Apparition spectrale …

La route des hyperliens sur Google est jalonnée de détours inattendus.   Ainsi, en épluchant le « Rapport de surveillance des communications » du CRTC afin d’essayer d’apercevoir l’avenir des communications, j’ai suivi un itinéraire où est apparue l’image de fantôme ci-dessous…

D’un rapport aride du CRTC à une image de fantôme, en quelques clics, la magie du web!

Vous ne voyez pas le fantôme? Ce n’est pas grave, moi non plus! Mais la dame qui a envoyé la photographie au site About.com: paranormal phenomena est convaincue qu’il s’agit de la tête d’un homme avec une casquette qui s’est révélée sur sa photo après qu’elle l’ait prise.

 

Comment un aride rapport du CRTC a-t-il pu mener sur cette piste? Suivez le guide.

Le rapport indique que l’industrie des communications, dans son ensemble, a connu une hausse de ses revenus de 2,1% par rapport à 2008, malgré la récession et la baisse des revenus publicitaires de la télévision traditionnelle (décroissance de 9% depuis 2005 pour la télévision de langue française).

Intéressant… j’explore donc les raisons de cette hausse. Première explication: augmentation des revenus des distributeurs de services de télévision de 7,4 %.  Dans un pays où le taux de pénétration de ces services atteint 90% des foyers, il y a fort à parier que les irréductibles non abonnés ne le seront jamais. Effectivement, il n’y a pas eu une hausse des abonnements équivalente mais plutôt une hausse des revenus par abonnés. La télévision numérique est arrivée à temps pour cette industrie qui ne veut pas partager ses revenus avec la télévision traditionnelle (mais ça c’est une autre histoire – voir mon billet sur la décision du CRTC).
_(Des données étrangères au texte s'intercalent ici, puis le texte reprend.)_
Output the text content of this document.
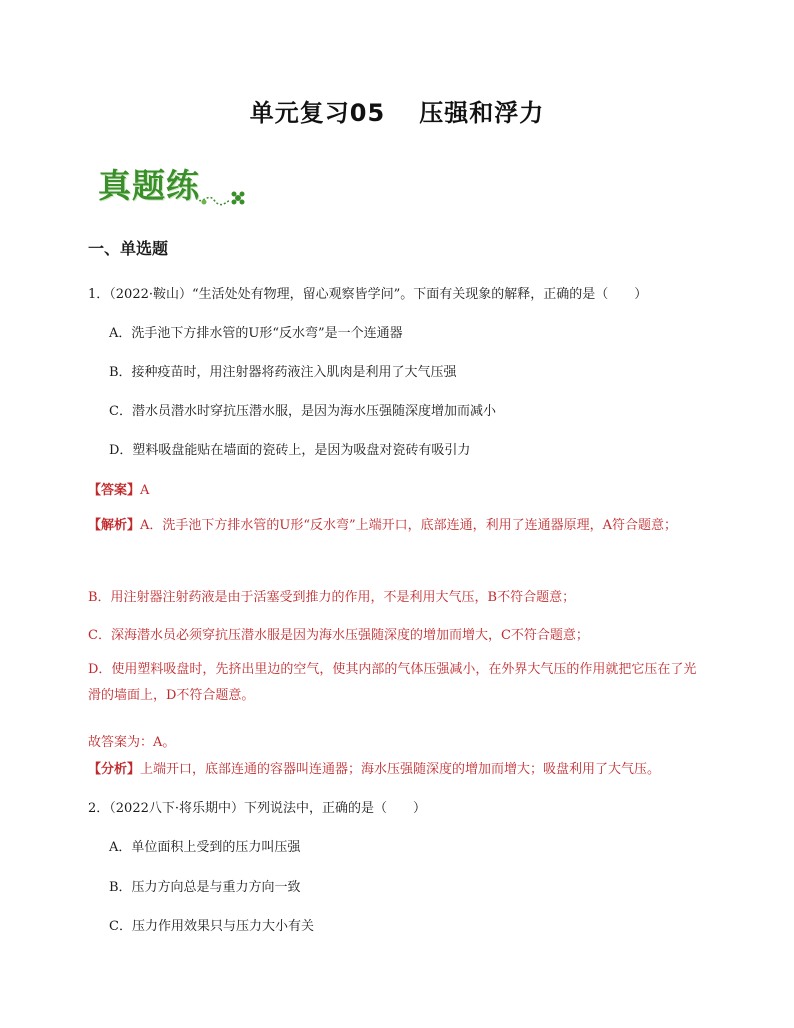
单元复习05 压强和浮力
真题练
一、单选题
1．（2022·鞍山）“生活处处有物理，留心观察皆学问”。下面有关现象的解释，正确的是（　　）
A．洗手池下方排水管的U形“反水弯”是一个连通器
B．接种疫苗时，用注射器将药液注入肌肉是利用了大气压强
C．潜水员潜水时穿抗压潜水服，是因为海水压强随深度增加而减小
D．塑料吸盘能贴在墙面的瓷砖上，是因为吸盘对瓷砖有吸引力
【答案】A
【解析】A．洗手池下方排水管的U形“反水弯”上端开口，底部连通，利用了连通器原理，A符合题意；
B．用注射器注射药液是由于活塞受到推力的作用，不是利用大气压，B不符合题意；
C．深海潜水员必须穿抗压潜水服是因为海水压强随深度的增加而增大，C不符合题意；
D．使用塑料吸盘时，先挤出里边的空气，使其内部的气体压强减小，在外界大气压的作用就把它压在了光滑的墙面上，D不符合题意。
故答案为：A。
【分析】上端开口，底部连通的容器叫连通器；海水压强随深度的增加而增大；吸盘利用了大气压。
2．（2022八下·将乐期中）下列说法中，正确的是（　　）
A．单位面积上受到的压力叫压强
B．压力方向总是与重力方向一致
C．压力作用效果只与压力大小有关
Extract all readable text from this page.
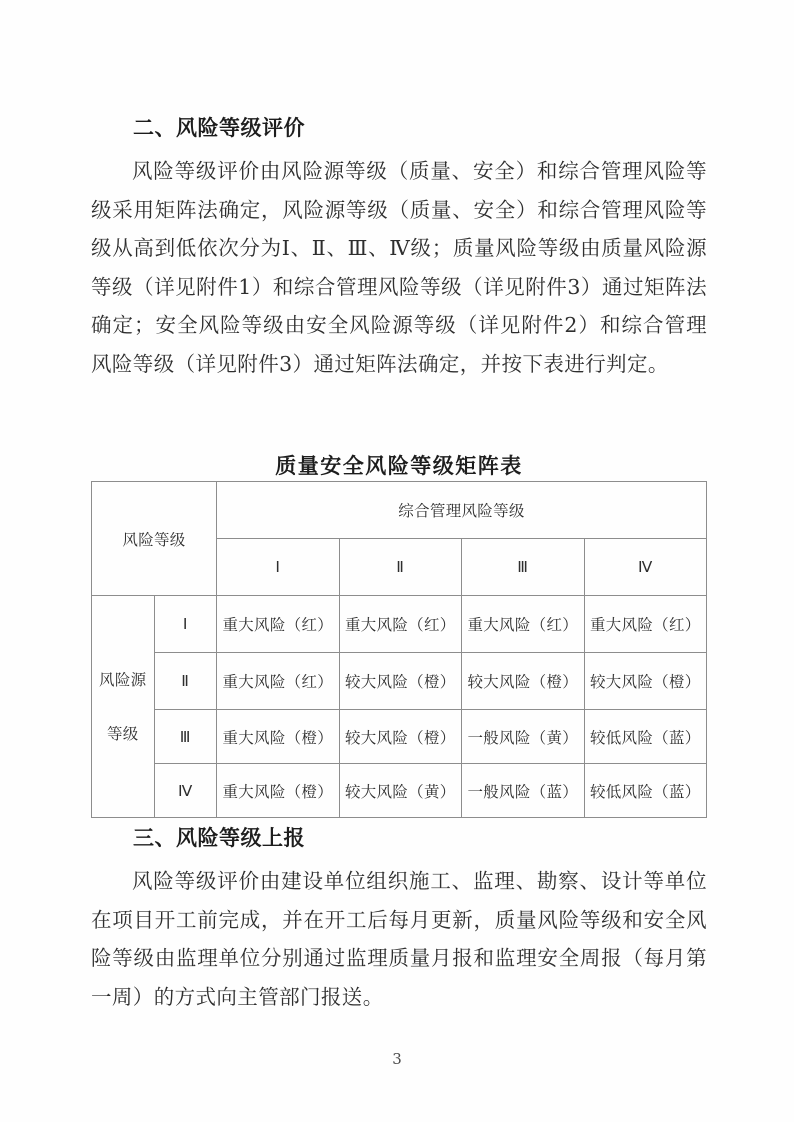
二、风险等级评价
风险等级评价由风险源等级（质量、安全）和综合管理风险等级采用矩阵法确定，风险源等级（质量、安全）和综合管理风险等级从高到低依次分为Ⅰ、Ⅱ、Ⅲ、Ⅳ级；质量风险等级由质量风险源等级（详见附件1）和综合管理风险等级（详见附件3）通过矩阵法确定；安全风险等级由安全风险源等级（详见附件2）和综合管理风险等级（详见附件3）通过矩阵法确定，并按下表进行判定。
质量安全风险等级矩阵表
风险等级		综合管理风险等级			
		Ⅰ	Ⅱ	Ⅲ	Ⅳ

风险源
等级	Ⅰ	重大风险（红）	重大风险（红）	重大风险（红）	重大风险（红）
	Ⅱ	重大风险（红）	较大风险（橙）	较大风险（橙）	较大风险（橙）
	Ⅲ	重大风险（橙）	较大风险（橙）	一般风险（黄）	较低风险（蓝）
	Ⅳ	重大风险（橙）	较大风险（黄）	一般风险（蓝）	较低风险（蓝）
三、风险等级上报
风险等级评价由建设单位组织施工、监理、勘察、设计等单位在项目开工前完成，并在开工后每月更新，质量风险等级和安全风险等级由监理单位分别通过监理质量月报和监理安全周报（每月第一周）的方式向主管部门报送。
3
Deuxième explication: augmentation des revenus des services spécialisés, payants, à la carte et sur demande de 6%. Cela est dû à l’augmentation du nombre de services, passé de 148 à 180 en quatre ans (CRTC – Relevés statistiques et  financiers 2005-2009).  Si on prend les 24 heures d’une journée, multipliées par les 30 quelques millions de Canadiens et Canadiennes, divisées par les 26,5 heures passées chaque semaine devant la télévision par la moyenne des patates (de sofa), qu’on jette dans l’équation la centaine d’adopteurs précoces, en file devant l’Apple Store de la rue Ste-Catherine à Montréal à 4 h 30 du matin pour obtenir le premier iPad… on obtiendra bientôt une offre de services de télévision canadiens qui excédera la demande.

Alors, où les quatre grandes entreprises canadiennes de communications intégrées (BCE, Telus, Rogers et Quebecor) trouveront-elles leurs profits dans les prochaines années?  Suivons l’argent: les revenus de l’industrie des communications se sont établis à 55,4 milliards $. 74% de ces revenus provenaient des télécommunications, soit 41 milliards $. En 2009, 41% des revenus des services de télécommunication provenaient des services sans fil.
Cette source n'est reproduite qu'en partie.